Just Asking - With 80% of University of Vermont Students Coming from Out-of-State, Should It Be a Private School?
At Compass Vermont, you get the full story; you get to decide. and vote.
Every late August, it’s a familiar sight. The parade of cars with license plates from Massachusetts, New Jersey, Connecticut, and New York streams up I-89, loaded down with dorm-room essentials. It’s a sign of the seasons in Vermont, as reliable as the first snowfall. The students are returning to the University of Vermont.
But for years now, a quiet question, asked around kitchen tables and in line at the general store, has grown louder: Whose kids are being welcomed?
Leading the Nation in Out-of-State Students at a Public College
It might not be surprising to learn that Vermont now officially leads the nation in its reliance on out-of-state students at its public colleges. At UVM, the numbers are particularly stark. For the class that entered in the fall of 2023, only about 18 out of every 100 first-year students were from Vermont.
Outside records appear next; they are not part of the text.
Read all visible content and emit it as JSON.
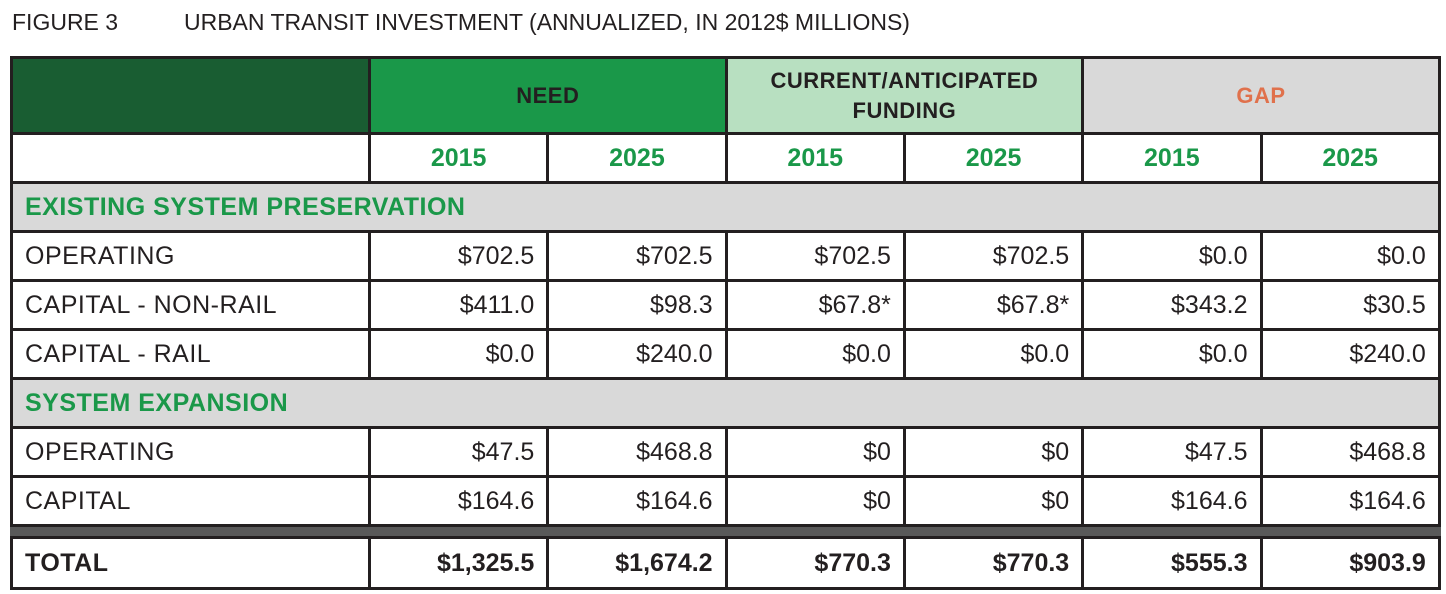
{
  "caption": {
    "figure_label": "FIGURE 3",
    "title": "URBAN TRANSIT INVESTMENT (ANNUALIZED, IN 2012$ MILLIONS)"
  },
  "colors": {
    "dark_green": "#195d32",
    "green": "#1a9849",
    "light_green": "#b8e0c1",
    "gray": "#d9d9d9",
    "gap_orange": "#e0714c",
    "dark_gray_bar": "#595959"
  },
  "table": {
    "groups": {
      "need": "NEED",
      "funding_line1": "CURRENT/ANTICIPATED",
      "funding_line2": "FUNDING",
      "gap": "GAP"
    },
    "years": [
      "2015",
      "2025",
      "2015",
      "2025",
      "2015",
      "2025"
    ],
    "sections": [
      {
        "title": "EXISTING SYSTEM PRESERVATION",
        "rows": [
          {
            "label": "OPERATING",
            "values": [
              "$702.5",
              "$702.5",
              "$702.5",
              "$702.5",
              "$0.0",
              "$0.0"
            ]
          },
          {
            "label": "CAPITAL - NON-RAIL",
            "values": [
              "$411.0",
              "$98.3",
              "$67.8*",
              "$67.8*",
              "$343.2",
              "$30.5"
            ]
          },
          {
            "label": "CAPITAL - RAIL",
            "values": [
              "$0.0",
              "$240.0",
              "$0.0",
              "$0.0",
              "$0.0",
              "$240.0"
            ]
          }
        ]
      },
      {
        "title": "SYSTEM EXPANSION",
        "rows": [
          {
            "label": "OPERATING",
            "values": [
              "$47.5",
              "$468.8",
              "$0",
              "$0",
              "$47.5",
              "$468.8"
            ]
          },
          {
            "label": "CAPITAL",
            "values": [
              "$164.6",
              "$164.6",
              "$0",
              "$0",
              "$164.6",
              "$164.6"
            ]
          }
        ]
      }
    ],
    "total": {
      "label": "TOTAL",
      "values": [
        "$1,325.5",
        "$1,674.2",
        "$770.3",
        "$770.3",
        "$555.3",
        "$903.9"
      ]
    }
  }
}
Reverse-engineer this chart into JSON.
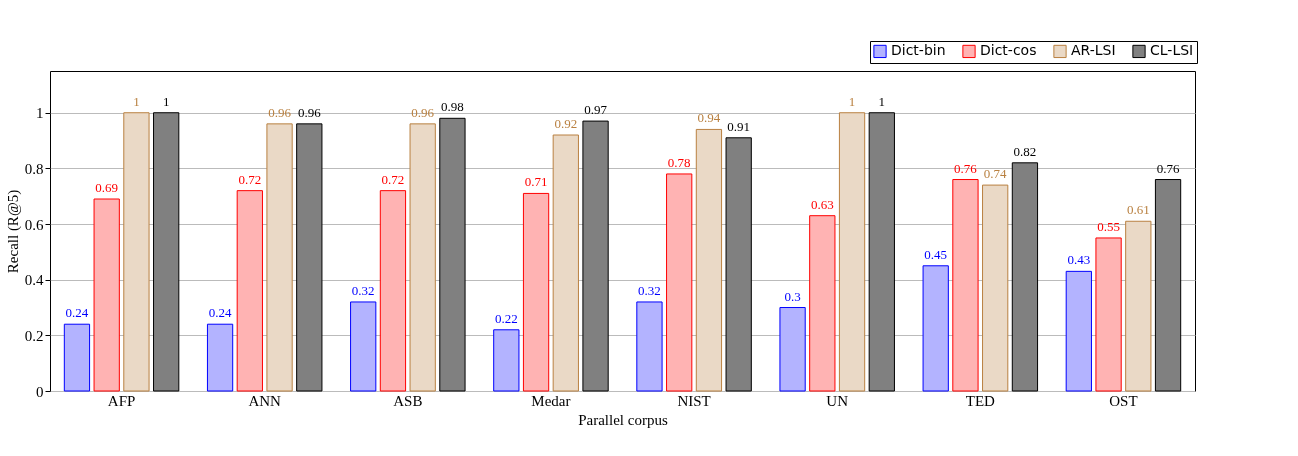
{
  "chart_data": {
    "type": "bar",
    "xlabel": "Parallel corpus",
    "ylabel": "Recall (R@5)",
    "categories": [
      "AFP",
      "ANN",
      "ASB",
      "Medar",
      "NIST",
      "UN",
      "TED",
      "OST"
    ],
    "series": [
      {
        "name": "Dict-bin",
        "color": "#b3b3ff",
        "values": [
          0.24,
          0.24,
          0.32,
          0.22,
          0.32,
          0.3,
          0.45,
          0.43
        ]
      },
      {
        "name": "Dict-cos",
        "color": "#ffb3b3",
        "values": [
          0.69,
          0.72,
          0.72,
          0.71,
          0.78,
          0.63,
          0.76,
          0.55
        ]
      },
      {
        "name": "AR-LSI",
        "color": "#ead9c6",
        "values": [
          1,
          0.96,
          0.96,
          0.92,
          0.94,
          1,
          0.74,
          0.61
        ]
      },
      {
        "name": "CL-LSI",
        "color": "#808080",
        "values": [
          1,
          0.96,
          0.98,
          0.97,
          0.91,
          1,
          0.82,
          0.76
        ]
      }
    ],
    "ylim": [
      0,
      1.15
    ],
    "yticks": [
      0,
      0.2,
      0.4,
      0.6,
      0.8,
      1
    ],
    "grid": "y",
    "legend": "top right",
    "data_labels": true
  }
}
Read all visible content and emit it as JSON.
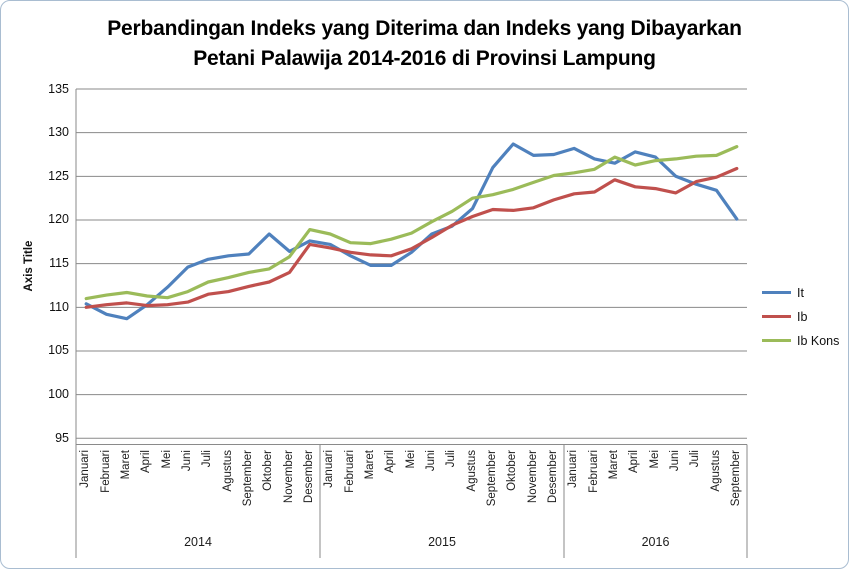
{
  "title": {
    "line1": "Perbandingan Indeks yang Diterima dan Indeks yang Dibayarkan",
    "line2": "Petani Palawija 2014-2016 di Provinsi Lampung"
  },
  "colors": {
    "gridline": "#8a8a8a",
    "axis_line": "#8a8a8a",
    "frame_border": "#a9bdd1",
    "it_blue": "#4F81BD",
    "ib_red": "#C0504D",
    "ibkons_green": "#9BBB59"
  },
  "chart_data": {
    "type": "line",
    "title": "Perbandingan Indeks yang Diterima dan Indeks yang Dibayarkan Petani Palawija 2014-2016 di Provinsi Lampung",
    "y_axis_title": "Axis Title",
    "ylim": [
      95,
      135
    ],
    "ytick_step": 5,
    "ytick_labels": [
      "95",
      "100",
      "105",
      "110",
      "115",
      "120",
      "125",
      "130",
      "135"
    ],
    "grid": "horizontal",
    "legend_position": "right",
    "x_groups": [
      {
        "year": "2014",
        "months": [
          "Januari",
          "Februari",
          "Maret",
          "April",
          "Mei",
          "Juni",
          "Juli",
          "Agustus",
          "September",
          "Oktober",
          "November",
          "Desember"
        ]
      },
      {
        "year": "2015",
        "months": [
          "Januari",
          "Februari",
          "Maret",
          "April",
          "Mei",
          "Juni",
          "Juli",
          "Agustus",
          "September",
          "Oktober",
          "November",
          "Desember"
        ]
      },
      {
        "year": "2016",
        "months": [
          "Januari",
          "Februari",
          "Maret",
          "April",
          "Mei",
          "Juni",
          "Juli",
          "Agustus",
          "September"
        ]
      }
    ],
    "series": [
      {
        "name": "It",
        "color": "#4F81BD",
        "values": [
          110.4,
          109.2,
          108.7,
          110.3,
          112.3,
          114.6,
          115.5,
          115.9,
          116.1,
          118.4,
          116.4,
          117.6,
          117.2,
          115.9,
          114.8,
          114.8,
          116.3,
          118.4,
          119.3,
          121.3,
          126.0,
          128.7,
          127.4,
          127.5,
          128.2,
          127.0,
          126.5,
          127.8,
          127.2,
          125.0,
          124.1,
          123.4,
          120.1
        ]
      },
      {
        "name": "Ib",
        "color": "#C0504D",
        "values": [
          110.0,
          110.3,
          110.5,
          110.2,
          110.3,
          110.6,
          111.5,
          111.8,
          112.4,
          112.9,
          114.0,
          117.2,
          116.8,
          116.3,
          116.0,
          115.9,
          116.7,
          118.0,
          119.4,
          120.4,
          121.2,
          121.1,
          121.4,
          122.3,
          123.0,
          123.2,
          124.6,
          123.8,
          123.6,
          123.1,
          124.4,
          124.9,
          125.9
        ]
      },
      {
        "name": "Ib Kons",
        "color": "#9BBB59",
        "values": [
          111.0,
          111.4,
          111.7,
          111.3,
          111.1,
          111.8,
          112.9,
          113.4,
          114.0,
          114.4,
          115.8,
          118.9,
          118.4,
          117.4,
          117.3,
          117.8,
          118.5,
          119.8,
          121.0,
          122.5,
          122.9,
          123.5,
          124.3,
          125.1,
          125.4,
          125.8,
          127.2,
          126.3,
          126.8,
          127.0,
          127.3,
          127.4,
          128.4
        ]
      }
    ]
  }
}
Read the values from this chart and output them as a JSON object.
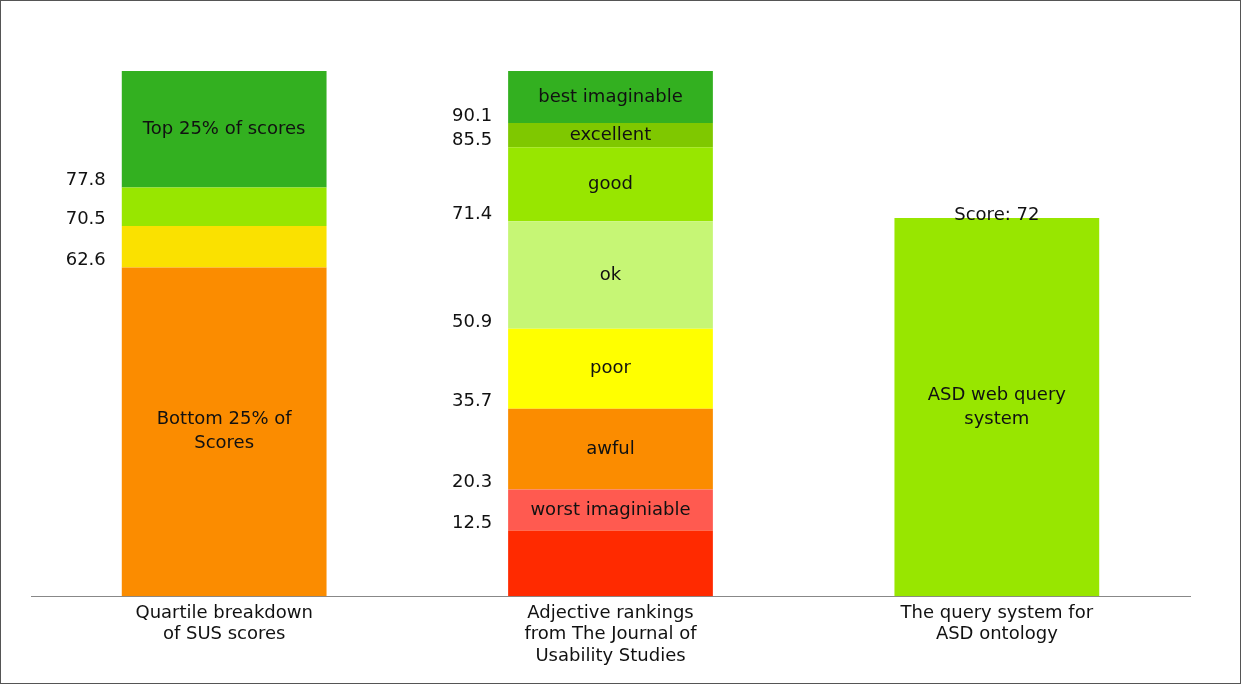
{
  "chart_data": {
    "type": "bar",
    "stacked": true,
    "categories": [
      "Quartile breakdown of SUS scores",
      "Adjective rankings from The Journal of Usability Studies",
      "The query system for ASD ontology"
    ],
    "ylim": [
      0,
      100
    ],
    "tick_labels": "x",
    "grid": false,
    "legend": false,
    "series": [
      {
        "name": "Bottom 25% of Scores",
        "color": "#fb8c00",
        "values": [
          62.6,
          null,
          null
        ]
      },
      {
        "color": "#fae100",
        "values": [
          7.9,
          null,
          null
        ]
      },
      {
        "color": "#98e600",
        "values": [
          7.3,
          null,
          null
        ]
      },
      {
        "name": "Top 25% of scores",
        "color": "#33b020",
        "values": [
          22.2,
          null,
          null
        ]
      },
      {
        "color": "#ff2a00",
        "values": [
          null,
          12.5,
          null
        ]
      },
      {
        "name": "worst imaginiable",
        "color": "#ff5a50",
        "values": [
          null,
          7.8,
          null
        ]
      },
      {
        "name": "awful",
        "color": "#fb8c00",
        "values": [
          null,
          15.4,
          null
        ]
      },
      {
        "name": "poor",
        "color": "#ffff00",
        "values": [
          null,
          15.2,
          null
        ]
      },
      {
        "name": "ok",
        "color": "#c6f675",
        "values": [
          null,
          20.5,
          null
        ]
      },
      {
        "name": "good",
        "color": "#98e600",
        "values": [
          null,
          14.1,
          null
        ]
      },
      {
        "name": "excellent",
        "color": "#7fc800",
        "values": [
          null,
          4.6,
          null
        ]
      },
      {
        "name": "best imaginable",
        "color": "#33b020",
        "values": [
          null,
          9.9,
          null
        ]
      },
      {
        "name": "ASD web query system",
        "color": "#98e600",
        "values": [
          null,
          null,
          72
        ],
        "value_labels": [
          null,
          null,
          "Score: 72"
        ]
      }
    ],
    "annotations": [
      "62.6",
      "70.5",
      "77.8",
      "12.5",
      "20.3",
      "35.7",
      "50.9",
      "71.4",
      "85.5",
      "90.1"
    ]
  }
}
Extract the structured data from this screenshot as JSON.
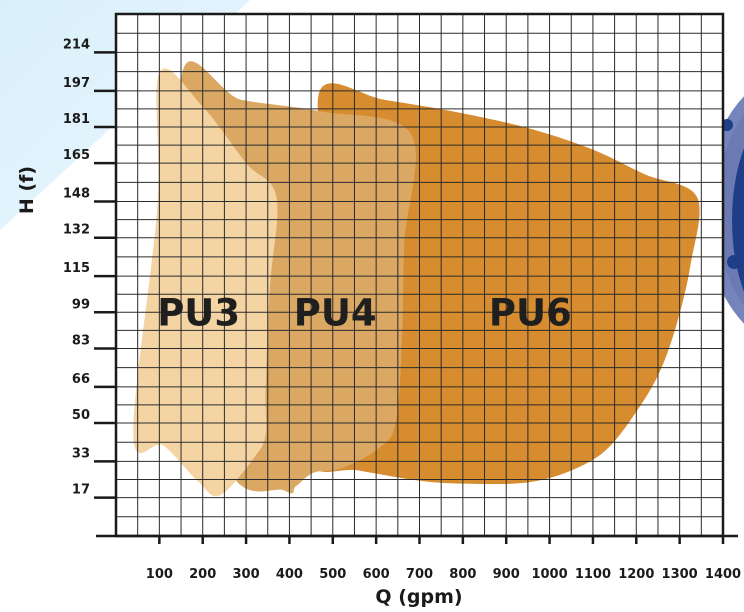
{
  "chart_data": {
    "type": "area",
    "xlabel": "Q (gpm)",
    "ylabel": "H (f)",
    "xlim": [
      0,
      1400
    ],
    "ylim": [
      0,
      231
    ],
    "x_ticks": [
      "100",
      "200",
      "300",
      "400",
      "500",
      "600",
      "700",
      "800",
      "900",
      "1000",
      "1100",
      "1200",
      "1300",
      "1400"
    ],
    "y_ticks": [
      "17",
      "33",
      "50",
      "66",
      "83",
      "99",
      "115",
      "132",
      "148",
      "165",
      "181",
      "197",
      "214"
    ],
    "grid": true,
    "series": [
      {
        "name": "PU6",
        "color": "#d68c2f",
        "label_at": [
          860,
          99
        ],
        "points": [
          [
            470,
            197
          ],
          [
            620,
            193
          ],
          [
            800,
            187
          ],
          [
            960,
            180
          ],
          [
            1100,
            171
          ],
          [
            1220,
            160
          ],
          [
            1340,
            150
          ],
          [
            1325,
            120
          ],
          [
            1295,
            95
          ],
          [
            1255,
            73
          ],
          [
            1200,
            55
          ],
          [
            1130,
            38
          ],
          [
            1050,
            29
          ],
          [
            960,
            24
          ],
          [
            860,
            23
          ],
          [
            720,
            24
          ],
          [
            560,
            29
          ],
          [
            450,
            33
          ],
          [
            480,
            80
          ],
          [
            500,
            140
          ],
          [
            470,
            197
          ]
        ]
      },
      {
        "name": "PU4",
        "color": "#dba864",
        "label_at": [
          410,
          99
        ],
        "points": [
          [
            150,
            200
          ],
          [
            290,
            193
          ],
          [
            470,
            188
          ],
          [
            680,
            178
          ],
          [
            665,
            130
          ],
          [
            660,
            90
          ],
          [
            645,
            50
          ],
          [
            600,
            38
          ],
          [
            520,
            30
          ],
          [
            455,
            28
          ],
          [
            415,
            22
          ],
          [
            390,
            20
          ],
          [
            240,
            40
          ],
          [
            150,
            200
          ]
        ]
      },
      {
        "name": "PU3",
        "color": "#f5d4a4",
        "label_at": [
          95,
          99
        ],
        "points": [
          [
            100,
            205
          ],
          [
            200,
            190
          ],
          [
            300,
            165
          ],
          [
            370,
            150
          ],
          [
            355,
            110
          ],
          [
            345,
            65
          ],
          [
            345,
            45
          ],
          [
            320,
            35
          ],
          [
            240,
            18
          ],
          [
            190,
            24
          ],
          [
            110,
            40
          ],
          [
            40,
            45
          ],
          [
            95,
            145
          ],
          [
            100,
            205
          ]
        ]
      }
    ]
  },
  "colors": {
    "background_wash": "#cfe9f7",
    "flange_disc": "#6e7db3",
    "flange_hub": "#1c3f86",
    "grid": "#2b2b2b"
  }
}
The overall undergraduate population sits at just over 20% in-state.
For a state’s flagship, land-grant university, that’s a number that gives pause, especially when the land-grant program was intentionally designed to be executed with a primary and unwavering focus on the people, communities, and economies of each university's home state.
This has led some of their neighbors to ask a tough, almost unthinkable question: If UVM already looks and acts like an elite private college, should it just be made official?
The View from the Business Community: A Pragmatic Pivot
There’s a pragmatic argument to be made, one that might be heard from a Main Street business owner in Burlington or a CPA in Rutland. They look at the state budget and see a simple, hard truth: for decades, Vermont has ranked near the bottom for state funding of higher education. They see the state's own shrinking number of high school graduates.
From this perspective, UVM’s leadership made a calculated, and perhaps necessary, business decision. They built a national brand, a “Public Ivy,” that attracts thousands of students willing to pay a premium. That out-of-state tuition—north of $44,000 a year—is a powerful economic engine. It funds cutting-edge research, pays the salaries of thousands of Vermonters, and allows UVM to offer programs that a smaller, state-focused school could only dream of.
These folks aren’t being callous; they’re being realistic. They argue that this model is what keeps UVM not just solvent, but thriving, while other colleges have struggled. The question they pose is this: If the university is primarily funded by out-of-state families, and the taxpayers can’t or won’t foot the bill, why should there be opposition to it becoming what it needs to be to survive? Maybe, they argue, it’s time to let UVM be a private partner to the state, not a public dependent.
Has the Out-of-State Student Push Worked Financially?
In two words: not really. UVM’s leadership has been candid that the university is under financial stress, even if they stop short of calling it a crisis. The phrase “financial turmoil” is not too far off – UVM is grappling with budget deficits, cost overruns, and the need for emergency measures, despite the high tuition revenue from out-of-state students. In effect, the pivot to 80% out-of-state has not fully stabilized UVM’s finances; it may have been necessary to prevent worse shortfalls, but the university today is still running on razor-thin margins.
The View from the Farmhouse: Protecting A Public Trust
For every one of those voices, there's another that speaks to the very soul of Vermont. This is the view from the family farm, from the teacher in the Northeast Kingdom, from the parent who dreams of their child attending the same university they did.
To them, this isn’t about balance sheets; it’s about a promise. UVM is a land-grant university, a public trust created to serve the sons and daughters of Vermont. The idea of privatizing it feels like selling off a piece of the state's heritage.
This perspective highlights the very real downsides many see. They see the housing crisis in Chittenden County, where a flood of students competes with working families for a scarce and expensive housing stock. They hear the stories of valedictorians from Vermont high schools who get waitlisted at UVM while a spot goes to a student from a wealthy suburb of Boston or New York. This is the "crowd-out" effect, and it leaves a bitter taste.
For these Vermonters, the issue is one of access and fairness. They worry that turning UVM fully private would slam the door shut for good on middle-class Vermont families, creating a permanently stratified system where the best the state has to offer is reserved for those who can afford the sticker price. They ask a different question: What is owed to the next generation of Vermonters, and what is the cost to the state's future if the ideal of a flagship university for everyone is given up?
A Necessary Conversation
This is the double-edged sword facing the state. The economic vibrancy that UVM’s national profile brings is undeniable. But so is the sense that the state’s premier public university is drifting away from its public. Recent efforts by UVM to build more housing and modestly increase in-state enrollment show that this tension is being felt on campus. But is it enough?
This isn’t a simple debate with easy answers. It forces a confrontation with the state's identity and its core values. Is it time for UVM to fully embrace its national identity and go private, or should the state fight to reclaim its public soul? It's a conversation worth having, because the future of the university is, in many ways, the future of Vermont.